RAFT-synthesized POEGMA-b-P4VP block copolymers: preparation of nanosized micelles for anticancer drug release


BAYRAM N. N. , TOPUZOĞULLARI M. , İŞOĞLU İ. A. , DİNÇER İŞOĞLU S.

POLYMER BULLETIN, 2021 (Journal Indexed in SCI) identifier identifier

  • Publication Type: Article / Article
  • Publication Date: 2021
  • Doi Number: 10.1007/s00289-021-03964-8
  • Journal Name: POLYMER BULLETIN
  • Journal Indexes: Science Citation Index Expanded, Scopus, Academic Search Premier, PASCAL, Chemical Abstracts Core, Chimica, Compendex, INSPEC
  • Keywords: pH-responsive, Micelle nanocarrier, RAFT, Breast cancer, POLYMERIC MICELLE, DOXORUBICIN, PH, CANCER, DELIVERY, NANOCARRIERS, ACCUMULATION, CHEMOTHERAPY, MOLECULES

Abstract

To achieve high stability and biocompatibility in physiological environment, oligoethyleneglycol methacrylate (OEGMA) and 4-vinylpyridine (4VP)-based amphiphilic block copolymers were prepared as micellar carriers to deliver doxorubicin into tumor cells.

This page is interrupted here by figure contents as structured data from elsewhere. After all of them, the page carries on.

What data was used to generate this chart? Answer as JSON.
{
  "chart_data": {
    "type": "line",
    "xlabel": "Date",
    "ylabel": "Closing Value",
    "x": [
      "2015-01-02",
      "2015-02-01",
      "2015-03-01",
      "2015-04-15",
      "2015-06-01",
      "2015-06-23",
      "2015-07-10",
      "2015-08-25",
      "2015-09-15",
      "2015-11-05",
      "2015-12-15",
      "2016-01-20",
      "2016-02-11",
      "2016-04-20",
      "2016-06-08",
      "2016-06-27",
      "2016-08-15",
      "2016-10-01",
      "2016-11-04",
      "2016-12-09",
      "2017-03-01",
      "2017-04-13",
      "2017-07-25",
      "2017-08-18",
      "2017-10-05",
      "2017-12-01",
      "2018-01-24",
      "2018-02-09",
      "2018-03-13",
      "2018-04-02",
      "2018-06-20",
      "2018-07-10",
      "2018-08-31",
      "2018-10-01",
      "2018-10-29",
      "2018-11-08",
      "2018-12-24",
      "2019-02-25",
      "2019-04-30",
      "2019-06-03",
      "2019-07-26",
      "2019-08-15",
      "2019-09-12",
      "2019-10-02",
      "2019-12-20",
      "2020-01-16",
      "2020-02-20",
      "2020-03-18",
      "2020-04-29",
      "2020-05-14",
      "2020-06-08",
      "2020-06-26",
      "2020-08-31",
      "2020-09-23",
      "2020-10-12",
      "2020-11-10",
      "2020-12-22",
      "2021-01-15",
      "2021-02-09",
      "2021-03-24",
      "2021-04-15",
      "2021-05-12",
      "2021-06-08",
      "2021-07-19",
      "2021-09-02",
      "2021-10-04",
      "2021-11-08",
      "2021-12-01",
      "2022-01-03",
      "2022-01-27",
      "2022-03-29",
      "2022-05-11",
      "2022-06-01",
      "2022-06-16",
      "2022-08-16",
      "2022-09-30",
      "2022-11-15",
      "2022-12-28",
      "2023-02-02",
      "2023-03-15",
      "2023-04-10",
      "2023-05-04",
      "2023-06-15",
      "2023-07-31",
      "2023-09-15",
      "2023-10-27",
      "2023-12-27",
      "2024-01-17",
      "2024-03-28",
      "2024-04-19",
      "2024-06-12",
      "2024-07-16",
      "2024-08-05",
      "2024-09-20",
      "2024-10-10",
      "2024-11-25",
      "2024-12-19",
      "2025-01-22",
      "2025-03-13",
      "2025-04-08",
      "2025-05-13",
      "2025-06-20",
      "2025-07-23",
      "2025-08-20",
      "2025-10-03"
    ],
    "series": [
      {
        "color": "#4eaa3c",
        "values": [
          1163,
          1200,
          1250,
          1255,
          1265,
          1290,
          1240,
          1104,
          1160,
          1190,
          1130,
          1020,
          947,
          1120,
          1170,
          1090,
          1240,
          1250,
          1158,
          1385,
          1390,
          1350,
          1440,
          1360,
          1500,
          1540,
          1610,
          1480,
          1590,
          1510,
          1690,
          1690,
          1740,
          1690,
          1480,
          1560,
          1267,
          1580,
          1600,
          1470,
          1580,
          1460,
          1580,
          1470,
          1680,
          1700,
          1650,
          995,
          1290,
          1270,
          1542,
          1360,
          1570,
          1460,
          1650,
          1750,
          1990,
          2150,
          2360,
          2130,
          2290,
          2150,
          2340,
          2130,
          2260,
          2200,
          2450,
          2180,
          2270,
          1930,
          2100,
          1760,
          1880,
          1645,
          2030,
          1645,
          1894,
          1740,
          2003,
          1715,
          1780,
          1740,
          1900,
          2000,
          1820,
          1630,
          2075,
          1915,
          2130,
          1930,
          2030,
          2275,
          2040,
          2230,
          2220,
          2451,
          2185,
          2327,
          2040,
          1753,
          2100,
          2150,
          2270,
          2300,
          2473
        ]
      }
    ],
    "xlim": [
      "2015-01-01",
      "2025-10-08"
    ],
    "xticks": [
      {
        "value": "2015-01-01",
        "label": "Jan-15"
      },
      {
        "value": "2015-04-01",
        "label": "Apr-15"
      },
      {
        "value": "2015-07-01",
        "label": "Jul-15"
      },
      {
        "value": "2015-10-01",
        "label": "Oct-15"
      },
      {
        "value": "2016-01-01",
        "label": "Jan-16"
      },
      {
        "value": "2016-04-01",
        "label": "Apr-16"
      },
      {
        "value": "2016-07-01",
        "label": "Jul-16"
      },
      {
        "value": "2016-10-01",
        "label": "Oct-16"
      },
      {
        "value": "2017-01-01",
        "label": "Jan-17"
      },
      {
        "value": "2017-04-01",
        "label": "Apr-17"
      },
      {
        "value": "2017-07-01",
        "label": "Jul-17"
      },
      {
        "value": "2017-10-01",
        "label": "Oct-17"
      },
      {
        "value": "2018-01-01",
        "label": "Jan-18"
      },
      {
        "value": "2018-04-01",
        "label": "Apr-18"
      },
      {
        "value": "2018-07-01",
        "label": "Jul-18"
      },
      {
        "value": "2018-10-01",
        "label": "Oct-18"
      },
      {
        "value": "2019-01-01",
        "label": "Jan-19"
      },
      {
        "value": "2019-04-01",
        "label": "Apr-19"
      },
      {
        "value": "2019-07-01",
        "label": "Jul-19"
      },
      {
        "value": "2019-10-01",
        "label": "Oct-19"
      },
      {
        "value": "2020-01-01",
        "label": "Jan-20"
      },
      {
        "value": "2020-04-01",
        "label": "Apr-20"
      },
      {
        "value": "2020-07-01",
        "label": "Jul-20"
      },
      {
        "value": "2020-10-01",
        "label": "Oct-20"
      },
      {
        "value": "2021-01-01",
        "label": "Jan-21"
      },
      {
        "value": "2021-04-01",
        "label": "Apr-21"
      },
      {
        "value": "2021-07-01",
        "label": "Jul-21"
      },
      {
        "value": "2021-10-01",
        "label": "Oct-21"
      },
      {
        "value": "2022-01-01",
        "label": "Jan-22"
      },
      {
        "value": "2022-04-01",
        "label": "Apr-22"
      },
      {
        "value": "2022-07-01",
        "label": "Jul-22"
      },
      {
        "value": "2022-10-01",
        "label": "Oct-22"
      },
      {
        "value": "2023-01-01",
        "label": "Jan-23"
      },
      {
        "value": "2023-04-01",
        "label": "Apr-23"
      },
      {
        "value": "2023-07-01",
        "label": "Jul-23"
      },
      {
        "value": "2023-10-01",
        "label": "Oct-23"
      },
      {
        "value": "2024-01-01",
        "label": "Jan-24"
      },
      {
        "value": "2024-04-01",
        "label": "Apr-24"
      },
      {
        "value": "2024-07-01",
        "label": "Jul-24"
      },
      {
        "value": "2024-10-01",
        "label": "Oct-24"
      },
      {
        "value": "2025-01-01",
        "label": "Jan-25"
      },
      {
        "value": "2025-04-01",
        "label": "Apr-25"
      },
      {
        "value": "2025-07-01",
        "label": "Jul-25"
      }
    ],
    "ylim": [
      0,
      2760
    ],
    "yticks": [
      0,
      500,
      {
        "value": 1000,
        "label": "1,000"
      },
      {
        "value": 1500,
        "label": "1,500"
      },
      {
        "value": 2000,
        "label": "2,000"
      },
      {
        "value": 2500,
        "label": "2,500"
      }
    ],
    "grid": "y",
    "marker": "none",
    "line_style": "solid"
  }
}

First, macroinitiator of OEGMA was synthesized by RAFT polymerization at [M](0)/[CTA](0)/[I](0) ratio of 100/1/0.2 in dimethylformamide (DMF) at 70 degrees C, in the presence of 4,4'-azobis(4-cyanovaleric acid) (ACVA) as initiator and 4-cyano-4-(thiobenzoylthio)pentanoic acid (CTA) as chain transfer agent, respectively. It was followed by copolymerization with 4-VP at similar conditions. The formation of RAFT-mediated polymers was approved by FTIR, H-1-NMR and GPC. For the preparation of drug-loaded micelles, a dialysis method was applied and hydrophobic doxorubicin, as a model drug, was entrapped into the micelles. Size distributions and morphologies of drug-loaded micelles were investigated by light scattering and scanning electron microscopy, respectively. Critical micelle concentration was estimated as 0.0019 mg/mL by measuring light scattering intensity in different polymer concentrations. Also, drug loading and entrapment efficiencies were calculated as 4.41% and 17.65% by measuring the DOX amount in the micelles, spectrophotometrically. At last, the drug-loaded micelles were applied to SKBR-3 breast cancer cell lines and revealed up to %40 cell inhibition at 48 and 72 h. As a result, these nanosized and biocompatible micelles can be used for the delivery of hydrophobic drugs, and they can also be modified for further targeting and imaging applications toward specific cancer cells.